La préfecture de Côte-d’Or annonce la poursuite d’investigations autour de plusieurs anciens sites industriels concernés par des pollutions historiques aux solvants chlorés. Ces contrôles s’inscrivent dans une action nationale de réexamen d’anciennes pollutions, à partir de l’historique des activités industrielles et de l’évolution des connaissances sur les substances concernées.
Utilisés par le passé pour le nettoyage et le décapage des métaux, le nettoyage de textiles ou encore comme diluants, les solvants chlorés sont aujourd’hui reconnus pour leur toxicité. Ces substances peuvent notamment se diffuser dans les eaux souterraines et migrer sous forme de gaz vers les bâtiments.
En Côte-d’Or, plusieurs sites industriels font l’objet d’un suivi particulier. Les pollutions concernées remontent à plus de vingt ans. Les investigations sont menées sous la responsabilité du dernier exploitant industriel, afin de vérifier l’absence d’impact sur les populations riveraines.
Des contrôles dans les sols, les eaux et les bâtiments
Les études engagées comprennent des diagnostics dans les sols et les eaux souterraines. Elles peuvent également conduire à la mise en place de plans de gestion de la pollution lorsque cela s’avère nécessaire.
Dans l’attente de résultats complets, les services de l’État imposent aux industriels des mesures préventives. Des campagnes d’analyses sont notamment réalisées dans les établissements sensibles situés à proximité des sites concernés, comme les écoles, les crèches ou les établissements recevant du public. L’objectif est de vérifier qu’il n’existe pas d’exposition particulière des occupants.
La préfecture souligne que ces études peuvent nécessiter des délais longs, en raison de leur complexité. Les collectivités territoriales concernées sont associées au suivi.
Trois sites concernés en Côte-d’Or
À Saint-Apollinaire, le site Kyocera fait l’objet de diagnostics préventifs depuis l’été 2024. Les analyses réalisées dans l’air ambiant des établissements sensibles situés à proximité ont mis en évidence des concentrations nettement inférieures aux valeurs sanitaires de référence pour l’ensemble des bâtiments contrôlés.
Toutefois, la présence de solvants chlorés dans les eaux souterraines aux abords du site conduit les services de l’État à étendre les investigations à d’autres bâtiments du secteur. Des essais pilotes de dépollution doivent également être engagés par l’exploitant au cours de l’année.

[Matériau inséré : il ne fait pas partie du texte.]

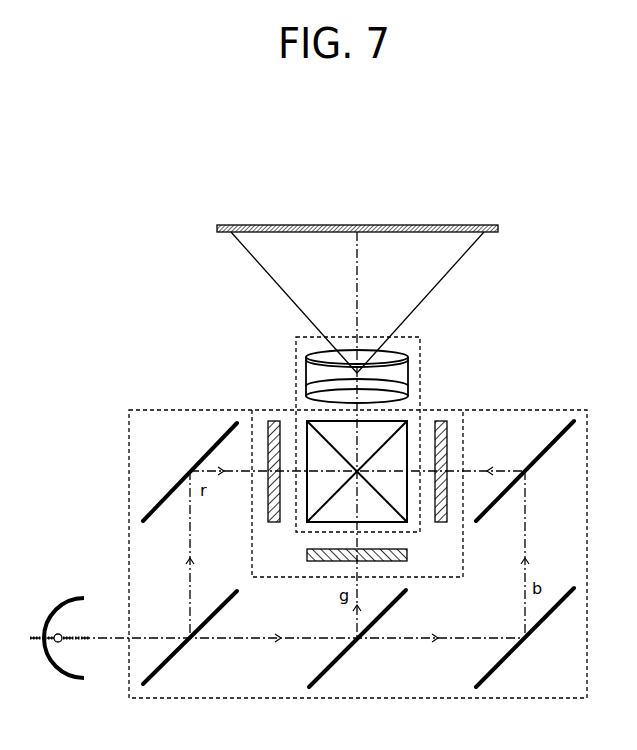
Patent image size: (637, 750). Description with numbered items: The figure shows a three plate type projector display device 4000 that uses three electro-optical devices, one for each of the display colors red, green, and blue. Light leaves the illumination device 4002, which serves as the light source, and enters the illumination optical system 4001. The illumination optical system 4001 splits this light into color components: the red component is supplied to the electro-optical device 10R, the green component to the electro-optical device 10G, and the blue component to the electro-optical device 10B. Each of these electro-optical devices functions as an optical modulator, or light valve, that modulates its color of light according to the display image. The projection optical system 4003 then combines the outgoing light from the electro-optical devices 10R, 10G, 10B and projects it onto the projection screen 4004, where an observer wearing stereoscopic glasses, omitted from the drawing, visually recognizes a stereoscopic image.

The projector display device 4000 is at (150, 362).
The illumination optical system 4001 is at (563, 409).
The illumination device 4002 is at (73, 594).
The projection optical system 4003 is at (420, 358).
The projection screen 4004 is at (400, 233).
The electro-optical device 10R is at (268, 511).
The electro-optical device 10G is at (307, 561).
The electro-optical device 10B is at (447, 459).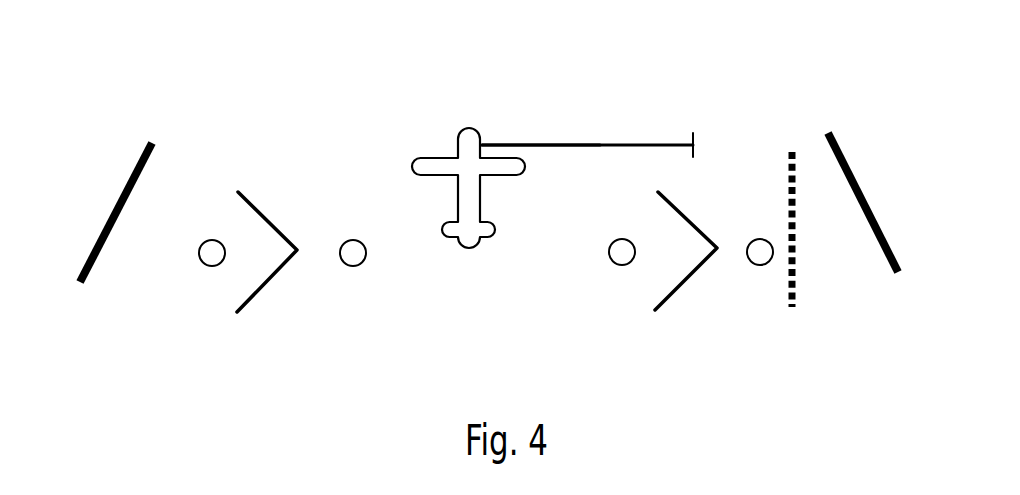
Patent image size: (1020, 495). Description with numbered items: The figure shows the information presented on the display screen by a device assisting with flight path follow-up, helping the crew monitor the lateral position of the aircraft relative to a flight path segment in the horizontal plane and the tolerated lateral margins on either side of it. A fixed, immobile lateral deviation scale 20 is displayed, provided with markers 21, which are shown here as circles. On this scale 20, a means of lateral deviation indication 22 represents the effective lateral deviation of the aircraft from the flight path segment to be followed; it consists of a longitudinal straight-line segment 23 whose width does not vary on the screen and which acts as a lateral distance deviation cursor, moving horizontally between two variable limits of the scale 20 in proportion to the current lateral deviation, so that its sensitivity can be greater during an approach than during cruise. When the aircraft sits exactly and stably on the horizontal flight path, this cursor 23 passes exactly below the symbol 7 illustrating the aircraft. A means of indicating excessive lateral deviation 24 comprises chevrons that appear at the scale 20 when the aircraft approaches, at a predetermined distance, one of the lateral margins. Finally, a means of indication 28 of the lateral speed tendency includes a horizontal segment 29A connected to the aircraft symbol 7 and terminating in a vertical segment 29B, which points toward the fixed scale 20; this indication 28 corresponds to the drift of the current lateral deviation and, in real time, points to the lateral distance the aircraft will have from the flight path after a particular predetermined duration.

The aircraft symbol 7 is at (470, 249).
The lateral deviation scale 20 is at (172, 267).
The markers 21 is at (356, 266).
The means of lateral deviation indication 22 is at (797, 342).
The longitudinal straight-line segment 23 is at (796, 273).
The means of indicating excessive lateral deviation 24 is at (237, 338).
The means of indication of the lateral speed tendency 28 is at (543, 110).
The horizontal segment 29A is at (600, 143).
The vertical segment 29B is at (693, 148).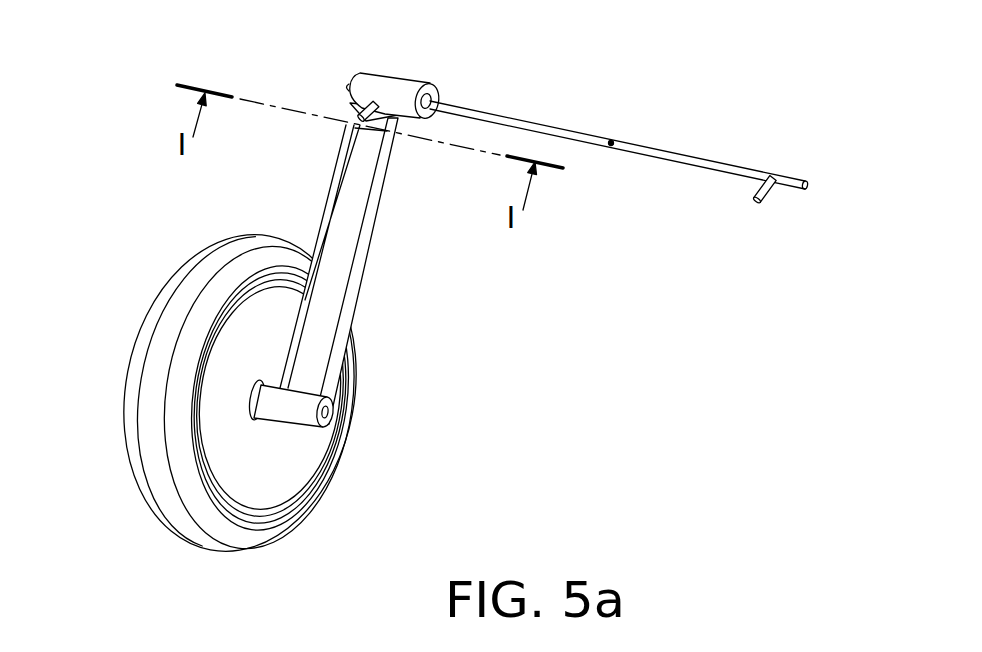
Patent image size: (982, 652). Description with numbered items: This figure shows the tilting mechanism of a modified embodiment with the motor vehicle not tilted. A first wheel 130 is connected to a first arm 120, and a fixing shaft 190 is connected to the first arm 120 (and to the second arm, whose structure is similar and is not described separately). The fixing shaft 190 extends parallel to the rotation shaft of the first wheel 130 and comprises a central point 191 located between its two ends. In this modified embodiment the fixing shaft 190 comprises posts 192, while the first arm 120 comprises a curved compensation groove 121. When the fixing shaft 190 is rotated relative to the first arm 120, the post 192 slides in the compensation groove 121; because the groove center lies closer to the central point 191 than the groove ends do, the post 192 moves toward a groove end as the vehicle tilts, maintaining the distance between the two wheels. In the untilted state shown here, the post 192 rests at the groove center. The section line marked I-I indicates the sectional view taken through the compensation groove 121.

The first arm 120 is at (367, 79).
The compensation groove 121 is at (398, 100).
The first wheel 130 is at (164, 348).
The fixing shaft 190 is at (512, 118).
The central point 191 is at (611, 143).
The post 192 is at (346, 111).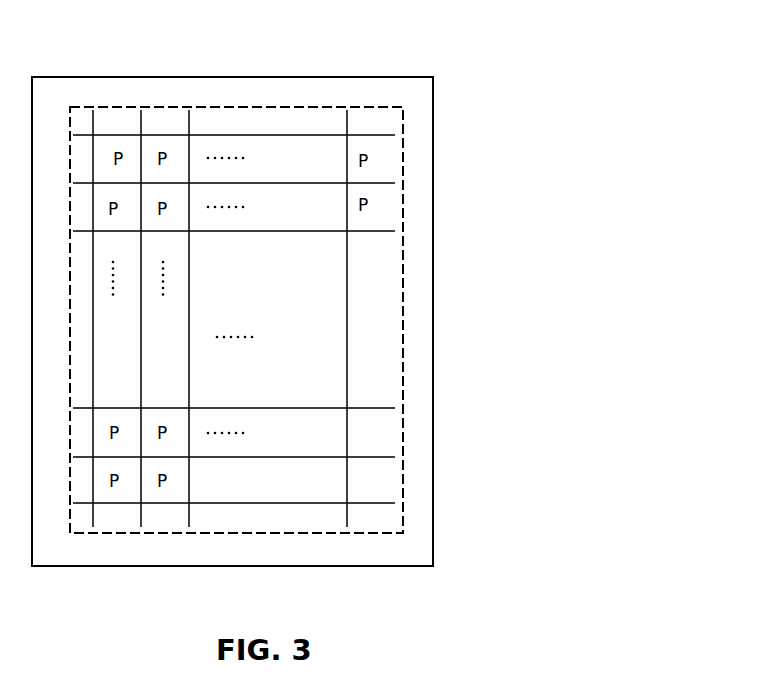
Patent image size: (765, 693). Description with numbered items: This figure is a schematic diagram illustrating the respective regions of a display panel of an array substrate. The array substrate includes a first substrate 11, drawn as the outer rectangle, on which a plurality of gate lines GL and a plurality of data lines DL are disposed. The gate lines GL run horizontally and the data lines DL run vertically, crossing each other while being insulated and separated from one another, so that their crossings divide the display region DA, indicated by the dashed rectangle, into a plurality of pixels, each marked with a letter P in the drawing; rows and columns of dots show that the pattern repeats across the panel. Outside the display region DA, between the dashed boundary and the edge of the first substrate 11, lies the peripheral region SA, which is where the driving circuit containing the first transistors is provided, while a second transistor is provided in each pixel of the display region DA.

À Auxonne, l’ancien site TTD est également suivi. Les diagnostics préventifs menés depuis le printemps 2025 dans les établissements sensibles proches du site ont révélé des niveaux très inférieurs aux valeurs sanitaires de référence.
Concernant les eaux souterraines, aucun solvant chloré n’a été détecté sur le point de mesure existant à l’extérieur du site. Des investigations complémentaires seront toutefois lancées, avec la création de nouveaux points de mesure, afin de mieux préciser l’étendue de la pollution historique.
À Dijon, l’ancien site Initial BTB fera l’objet d’études et de diagnostics préventifs dans les prochains mois. La méthodologie retenue sera similaire à celle déjà appliquée sur les autres sites.
Un suivi dans la durée
Pour l’ensemble de ces sites, les analyses seront renouvelées régulièrement afin de confirmer les résultats dans le temps. Les services de l’État indiquent qu’ils communiqueront de manière régulière sur l’avancement des études et leurs conclusions.
La préfecture insiste sur le caractère préventif de ces démarches. Elles visent à garantir la protection des riverains, à vérifier l’absence d’exposition dans les lieux sensibles et à encadrer, si nécessaire, les actions de gestion ou de dépollution des sites concernés.